Ricordi d'infanzia, giornate calde e come aiutarsi

Anche voi soffrite terribilmente il caldo?

Obervaz - Vista sul Lenzerhorn

Obervaz - Vista sul Lenzerhorn

Quando ero giovane, amavo l'estate e le sue giornate calde. Erano in Obervazdove sono cresciuto, poiché questa comunità si trova a 1300 metri sul livello del mare. Quando faceva molto caldo, il nostro Nani interrompeva l'erogazione dell'acqua al pozzo vicino alla nostra casa, in modo che l'acqua del pozzo potesse riscaldarsi. Perché anche nei giorni più caldi dell'anno, l'acqua limpida della sorgente di montagna # che usciva dal rubinetto era ghiacciata.

Bambini che giocano alla fontana

Bambini che giocano alla fontana

Naturalmente, noi bambini non avevamo la pazienza di aspettare che l'acqua raggiungesse la temperatura giusta, ma continuavamo a infilare braccia e piedi nell'abbeveratoio o a spingerci l'un l'altro dalla tavola che si trovava sopra il pozzo.
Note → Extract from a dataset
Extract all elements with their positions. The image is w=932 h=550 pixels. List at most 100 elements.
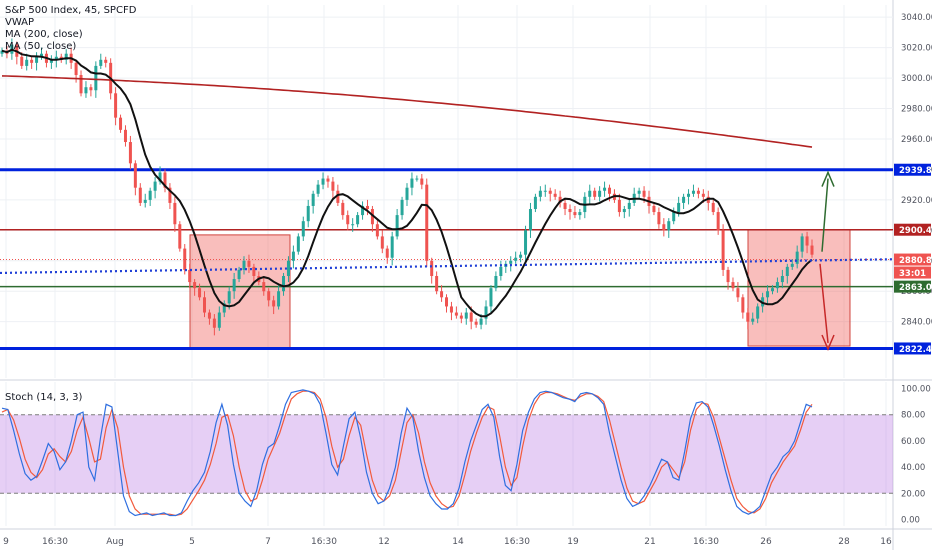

Di conseguenza, di solito eravamo bagnati fradici e completamente raffreddati in pochissimo tempo. Il Nani poteva quindi tranquillamente riaprire l'acqua e noi potevamo goderci appieno le giornate calde del #.

Oggi non ci sono quasi più fontane che portano acqua in continuazione. È un peccato, almeno per me, perché lo scroscio della fontana faceva parte del sottofondo musicale costante della mia infanzia a Obervaz e quindi risveglia in me forti sensazioni di casa.

Oggi vivo in un piccolo chalet in un villaggio dei Grigioni a 560 metri sul livello del mare. Qui d'estate fa un caldo torrido e non c'è una fontana con acqua fresca nel raggio di chilometri. Ho dovuto quindi inventarmi qualcosa per mantenere la casa a una temperatura più o meno sopportabile durante il giorno: Non appena la sera è più fresco fuori che dentro, apro tutte le finestre per creare una vera e propria corrente d'aria. In questo modo non solo l'aria della casa viene completamente ricambiata durante la notte, ma anche le pareti, i pavimenti e i mobili si raffreddano.

Al mattino, tra le sei e le sette, chiudo tutte le finestre e le imposte e inclino le lamelle delle persiane in modo che la luce possa entrare ma i raggi del sole rimangano fuori.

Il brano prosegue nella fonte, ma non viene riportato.